Facebook, sperme, pipette : comment les couples lesbiens organisent leur propre PMA

Le gouvernement devrait proposer l’ouverture de la procréation médicalement assistée aux couples lesbiens et aux femmes seules en 2018. Néanmoins, certaines n’attendent pas que la loi soit votée pour faire des enfants. Sur des groupes Facebook ou des forums, ces femmes contactent des hommes prêts à donner leur sperme et réalisent leur propre insémination à l’aide d’un simple bocal et d’une pipette à aspirine.

(Illustration Anissa Katz/ 8e étage)
(Illustration Anissa Katz/ 8e étage)

Le ciel est gris en ce début d’après-midi. Quelques gouttes de pluie humidifient le trottoir de cette petite ville de la région lyonnaise. Seb est seul dans son appartement. Il ne recevra ses prochaines « invitées » qu’en fin de semaine.

Ses invitées ? Des femmes qu’il ne connaît pas vraiment. Pas en vrai, en tout cas. Pour l’instant, ils n’échangent qu’à travers leurs écrans d’ordinateurs ou de téléphones. « Elles me demandent mes origines, s’il y a des maladies graves dans ma famille, quel est mon signe astrologique », énumère le quadragénaire en faisant défiler ses messages. Puis il reprend : « Italien/Espagnol avec les yeux bleus, cette fois, j’ai eu tout bon.

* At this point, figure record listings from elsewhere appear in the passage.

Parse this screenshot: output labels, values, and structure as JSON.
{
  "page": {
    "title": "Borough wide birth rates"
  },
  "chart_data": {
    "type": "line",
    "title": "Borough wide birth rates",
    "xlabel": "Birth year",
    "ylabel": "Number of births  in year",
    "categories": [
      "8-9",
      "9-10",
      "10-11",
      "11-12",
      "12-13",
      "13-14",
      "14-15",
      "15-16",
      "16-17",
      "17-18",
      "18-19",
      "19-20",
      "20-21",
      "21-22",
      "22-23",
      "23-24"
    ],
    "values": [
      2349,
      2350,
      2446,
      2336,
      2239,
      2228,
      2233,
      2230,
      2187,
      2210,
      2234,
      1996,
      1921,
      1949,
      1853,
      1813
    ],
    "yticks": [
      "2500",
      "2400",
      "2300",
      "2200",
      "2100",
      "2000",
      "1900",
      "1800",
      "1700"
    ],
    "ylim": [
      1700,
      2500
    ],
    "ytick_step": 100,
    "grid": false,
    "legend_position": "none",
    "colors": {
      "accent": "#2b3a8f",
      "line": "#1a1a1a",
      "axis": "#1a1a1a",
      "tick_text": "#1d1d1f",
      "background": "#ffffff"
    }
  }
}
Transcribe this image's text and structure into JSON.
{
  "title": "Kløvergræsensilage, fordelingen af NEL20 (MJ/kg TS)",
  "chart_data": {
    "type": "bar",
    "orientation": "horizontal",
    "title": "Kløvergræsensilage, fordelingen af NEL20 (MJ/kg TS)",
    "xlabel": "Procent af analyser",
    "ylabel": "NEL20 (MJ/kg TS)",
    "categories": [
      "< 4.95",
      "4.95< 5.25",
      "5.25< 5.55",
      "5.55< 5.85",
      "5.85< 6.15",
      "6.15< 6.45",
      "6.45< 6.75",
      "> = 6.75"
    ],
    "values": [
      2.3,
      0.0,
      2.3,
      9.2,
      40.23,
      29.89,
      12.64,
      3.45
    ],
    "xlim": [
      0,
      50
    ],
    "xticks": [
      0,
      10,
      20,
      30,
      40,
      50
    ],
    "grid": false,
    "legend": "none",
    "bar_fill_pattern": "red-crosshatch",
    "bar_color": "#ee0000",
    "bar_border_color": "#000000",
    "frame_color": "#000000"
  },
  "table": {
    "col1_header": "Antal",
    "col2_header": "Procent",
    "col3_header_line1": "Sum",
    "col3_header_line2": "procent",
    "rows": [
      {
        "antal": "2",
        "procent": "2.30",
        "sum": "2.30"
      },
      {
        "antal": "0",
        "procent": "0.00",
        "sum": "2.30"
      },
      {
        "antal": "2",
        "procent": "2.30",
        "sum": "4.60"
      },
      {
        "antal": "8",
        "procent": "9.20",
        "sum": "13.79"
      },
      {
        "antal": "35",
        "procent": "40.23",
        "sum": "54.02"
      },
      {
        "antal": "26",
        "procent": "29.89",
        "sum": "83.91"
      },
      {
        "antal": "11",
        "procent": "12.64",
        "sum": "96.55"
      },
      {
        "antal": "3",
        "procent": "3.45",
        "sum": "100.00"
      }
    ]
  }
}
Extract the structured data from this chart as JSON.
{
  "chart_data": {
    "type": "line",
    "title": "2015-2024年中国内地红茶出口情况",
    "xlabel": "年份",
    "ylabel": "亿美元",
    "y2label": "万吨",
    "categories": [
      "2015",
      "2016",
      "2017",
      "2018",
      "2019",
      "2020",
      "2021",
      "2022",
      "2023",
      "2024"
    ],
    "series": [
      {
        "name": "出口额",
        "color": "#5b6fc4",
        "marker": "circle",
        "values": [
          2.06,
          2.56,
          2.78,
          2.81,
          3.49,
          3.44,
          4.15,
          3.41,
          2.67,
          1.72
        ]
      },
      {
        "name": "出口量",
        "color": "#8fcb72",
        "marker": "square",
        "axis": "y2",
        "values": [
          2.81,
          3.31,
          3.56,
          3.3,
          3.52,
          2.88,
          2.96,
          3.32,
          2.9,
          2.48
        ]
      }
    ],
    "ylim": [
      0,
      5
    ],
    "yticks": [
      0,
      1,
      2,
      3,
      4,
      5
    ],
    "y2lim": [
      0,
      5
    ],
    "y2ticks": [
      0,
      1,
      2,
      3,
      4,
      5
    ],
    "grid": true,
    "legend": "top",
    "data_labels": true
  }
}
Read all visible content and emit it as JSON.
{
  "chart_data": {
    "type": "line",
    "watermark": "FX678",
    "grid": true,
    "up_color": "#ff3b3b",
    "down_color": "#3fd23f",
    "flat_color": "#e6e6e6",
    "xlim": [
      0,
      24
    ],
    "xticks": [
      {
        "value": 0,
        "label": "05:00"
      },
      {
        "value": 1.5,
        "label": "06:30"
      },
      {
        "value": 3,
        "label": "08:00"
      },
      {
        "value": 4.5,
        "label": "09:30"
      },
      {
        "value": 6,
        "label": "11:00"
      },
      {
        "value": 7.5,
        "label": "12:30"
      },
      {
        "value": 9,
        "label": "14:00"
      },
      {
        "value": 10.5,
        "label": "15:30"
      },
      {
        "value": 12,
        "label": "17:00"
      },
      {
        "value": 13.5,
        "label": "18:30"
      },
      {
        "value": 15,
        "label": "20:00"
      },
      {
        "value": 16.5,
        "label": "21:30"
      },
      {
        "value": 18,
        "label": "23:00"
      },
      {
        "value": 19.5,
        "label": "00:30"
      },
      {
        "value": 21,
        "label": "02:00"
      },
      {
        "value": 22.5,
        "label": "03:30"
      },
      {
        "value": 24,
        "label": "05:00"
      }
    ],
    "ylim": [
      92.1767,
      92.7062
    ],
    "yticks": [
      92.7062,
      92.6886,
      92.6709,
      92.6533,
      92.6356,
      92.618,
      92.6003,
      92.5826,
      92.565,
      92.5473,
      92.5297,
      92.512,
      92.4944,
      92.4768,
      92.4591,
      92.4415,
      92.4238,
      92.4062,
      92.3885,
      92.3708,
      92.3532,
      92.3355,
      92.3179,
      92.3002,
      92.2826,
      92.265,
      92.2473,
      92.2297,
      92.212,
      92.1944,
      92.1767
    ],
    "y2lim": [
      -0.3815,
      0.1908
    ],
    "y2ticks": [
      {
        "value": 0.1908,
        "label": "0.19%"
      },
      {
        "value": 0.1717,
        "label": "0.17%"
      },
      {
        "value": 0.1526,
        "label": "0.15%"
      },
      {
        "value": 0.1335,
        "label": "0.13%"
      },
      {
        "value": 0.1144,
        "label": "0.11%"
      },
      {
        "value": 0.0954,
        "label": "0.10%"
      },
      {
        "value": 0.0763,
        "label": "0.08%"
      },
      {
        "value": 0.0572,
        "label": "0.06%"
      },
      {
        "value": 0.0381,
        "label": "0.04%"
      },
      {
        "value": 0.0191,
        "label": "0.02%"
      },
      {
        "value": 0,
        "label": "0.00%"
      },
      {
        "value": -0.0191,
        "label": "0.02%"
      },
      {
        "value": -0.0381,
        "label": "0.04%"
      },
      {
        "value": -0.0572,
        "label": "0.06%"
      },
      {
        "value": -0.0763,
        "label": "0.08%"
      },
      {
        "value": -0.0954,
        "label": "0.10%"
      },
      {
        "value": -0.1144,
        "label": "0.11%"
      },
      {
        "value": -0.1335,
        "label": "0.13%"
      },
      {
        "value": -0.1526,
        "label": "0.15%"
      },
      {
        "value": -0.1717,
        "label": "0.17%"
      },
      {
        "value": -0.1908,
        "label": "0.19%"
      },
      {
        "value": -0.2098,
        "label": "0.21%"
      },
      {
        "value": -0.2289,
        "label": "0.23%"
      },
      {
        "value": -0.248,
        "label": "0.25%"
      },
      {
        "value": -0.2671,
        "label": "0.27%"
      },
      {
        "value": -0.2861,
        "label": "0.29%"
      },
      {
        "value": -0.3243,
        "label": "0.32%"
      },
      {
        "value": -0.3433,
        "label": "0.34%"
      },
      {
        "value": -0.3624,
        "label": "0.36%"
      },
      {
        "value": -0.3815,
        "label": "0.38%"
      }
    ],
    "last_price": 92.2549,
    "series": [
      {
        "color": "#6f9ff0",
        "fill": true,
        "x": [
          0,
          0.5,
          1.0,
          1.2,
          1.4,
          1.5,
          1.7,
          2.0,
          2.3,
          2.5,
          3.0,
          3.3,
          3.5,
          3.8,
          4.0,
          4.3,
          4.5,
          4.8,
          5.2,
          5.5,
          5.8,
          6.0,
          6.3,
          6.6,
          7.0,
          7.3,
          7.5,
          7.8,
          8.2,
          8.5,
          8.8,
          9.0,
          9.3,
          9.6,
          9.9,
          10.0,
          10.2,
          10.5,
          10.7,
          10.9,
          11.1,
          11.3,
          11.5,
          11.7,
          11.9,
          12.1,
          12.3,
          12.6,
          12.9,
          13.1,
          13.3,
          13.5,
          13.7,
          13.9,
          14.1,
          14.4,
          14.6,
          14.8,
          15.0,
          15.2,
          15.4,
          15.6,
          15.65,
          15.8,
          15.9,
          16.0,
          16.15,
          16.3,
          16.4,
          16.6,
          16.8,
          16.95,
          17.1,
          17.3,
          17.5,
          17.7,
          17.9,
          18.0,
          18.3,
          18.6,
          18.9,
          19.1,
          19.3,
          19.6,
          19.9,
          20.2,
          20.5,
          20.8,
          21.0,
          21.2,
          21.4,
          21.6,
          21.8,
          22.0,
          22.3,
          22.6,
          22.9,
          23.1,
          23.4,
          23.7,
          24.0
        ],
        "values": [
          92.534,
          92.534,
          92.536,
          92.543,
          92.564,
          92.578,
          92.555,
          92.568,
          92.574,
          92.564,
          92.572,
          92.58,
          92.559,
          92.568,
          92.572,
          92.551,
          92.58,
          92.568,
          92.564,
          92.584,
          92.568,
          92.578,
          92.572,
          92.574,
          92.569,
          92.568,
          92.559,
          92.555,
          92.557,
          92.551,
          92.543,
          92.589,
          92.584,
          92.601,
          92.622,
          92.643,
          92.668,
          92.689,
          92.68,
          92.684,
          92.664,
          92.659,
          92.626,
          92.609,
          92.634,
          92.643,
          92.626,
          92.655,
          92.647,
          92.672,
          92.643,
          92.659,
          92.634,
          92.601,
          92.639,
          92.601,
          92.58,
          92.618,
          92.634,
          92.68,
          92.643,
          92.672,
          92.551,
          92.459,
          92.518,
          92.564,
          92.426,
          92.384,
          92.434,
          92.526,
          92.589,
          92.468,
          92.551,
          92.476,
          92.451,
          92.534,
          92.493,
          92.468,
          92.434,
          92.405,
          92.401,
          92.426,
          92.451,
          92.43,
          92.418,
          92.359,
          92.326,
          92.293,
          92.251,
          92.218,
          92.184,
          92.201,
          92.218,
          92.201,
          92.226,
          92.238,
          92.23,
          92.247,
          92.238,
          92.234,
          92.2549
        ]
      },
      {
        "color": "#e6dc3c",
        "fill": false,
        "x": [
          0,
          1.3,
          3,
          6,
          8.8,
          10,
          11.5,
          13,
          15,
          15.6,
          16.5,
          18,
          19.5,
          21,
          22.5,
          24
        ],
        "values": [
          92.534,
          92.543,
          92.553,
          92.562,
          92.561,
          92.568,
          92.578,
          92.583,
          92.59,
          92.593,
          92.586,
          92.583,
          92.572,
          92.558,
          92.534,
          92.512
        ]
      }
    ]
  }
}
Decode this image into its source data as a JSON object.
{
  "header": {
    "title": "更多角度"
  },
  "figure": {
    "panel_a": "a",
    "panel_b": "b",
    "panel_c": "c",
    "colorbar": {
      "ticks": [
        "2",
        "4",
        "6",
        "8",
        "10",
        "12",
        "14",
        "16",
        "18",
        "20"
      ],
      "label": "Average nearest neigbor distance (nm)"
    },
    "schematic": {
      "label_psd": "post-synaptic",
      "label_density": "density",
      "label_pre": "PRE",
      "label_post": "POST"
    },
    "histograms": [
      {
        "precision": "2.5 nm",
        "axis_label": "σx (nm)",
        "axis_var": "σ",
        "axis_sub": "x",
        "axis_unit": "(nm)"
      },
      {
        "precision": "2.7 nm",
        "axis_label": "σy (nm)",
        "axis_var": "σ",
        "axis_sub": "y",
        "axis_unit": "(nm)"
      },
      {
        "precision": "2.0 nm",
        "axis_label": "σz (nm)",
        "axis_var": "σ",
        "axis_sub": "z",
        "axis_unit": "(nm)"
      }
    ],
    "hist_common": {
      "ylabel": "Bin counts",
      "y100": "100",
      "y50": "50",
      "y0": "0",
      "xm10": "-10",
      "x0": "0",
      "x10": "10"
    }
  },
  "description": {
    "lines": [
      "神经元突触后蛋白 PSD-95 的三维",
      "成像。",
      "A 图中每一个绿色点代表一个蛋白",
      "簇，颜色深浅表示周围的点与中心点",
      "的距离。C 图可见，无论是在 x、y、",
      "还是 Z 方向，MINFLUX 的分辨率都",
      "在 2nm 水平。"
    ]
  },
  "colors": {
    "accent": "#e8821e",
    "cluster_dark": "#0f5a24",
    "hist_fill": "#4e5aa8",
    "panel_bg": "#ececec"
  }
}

Elles choisissent aussi au physique, donc ça veut dire que je ne suis pas trop moche », s’amuse-t-il, assis sur son canapé, une tasse de café à la main.

Même s’il est célibataire en ce moment, le futur rendez-vous de ce papa de trois enfants n’est pas le fruit d’un « match » sur un site de rencontre. Non, il fait partie d’un groupe Facebook qui permet aux donneurs de sperme, comme lui, et aux couples lesbiens ou aux femmes seules d’entrer en contact. Il en existe une vingtaine sur lesquels sont postées plusieurs centaines d’annonces comme celle-ci :

« Bonjour, nous c’est Kelly et Mathilde, en couple depuis bientôt un an et demi. Nous commençons nos recherches pour un donneur à l’artisanal, nous voulons bien le connaître avant toute chose. Nous pouvons nous déplacer à une centaine de kilomètres maximum (sic). »

Seb est inscrit sur l’un d’eux depuis un an et demi. Dans son groupe, ils sont 1 131 donneurs ou « receveuses » qui ne veulent pas attendre l’ouverture de la procréation médicalement assistée à toutes les femmes comme devrait le proposer le gouvernement l’année prochaine dans le cadre de la révision de la loi relative à la bioéthique.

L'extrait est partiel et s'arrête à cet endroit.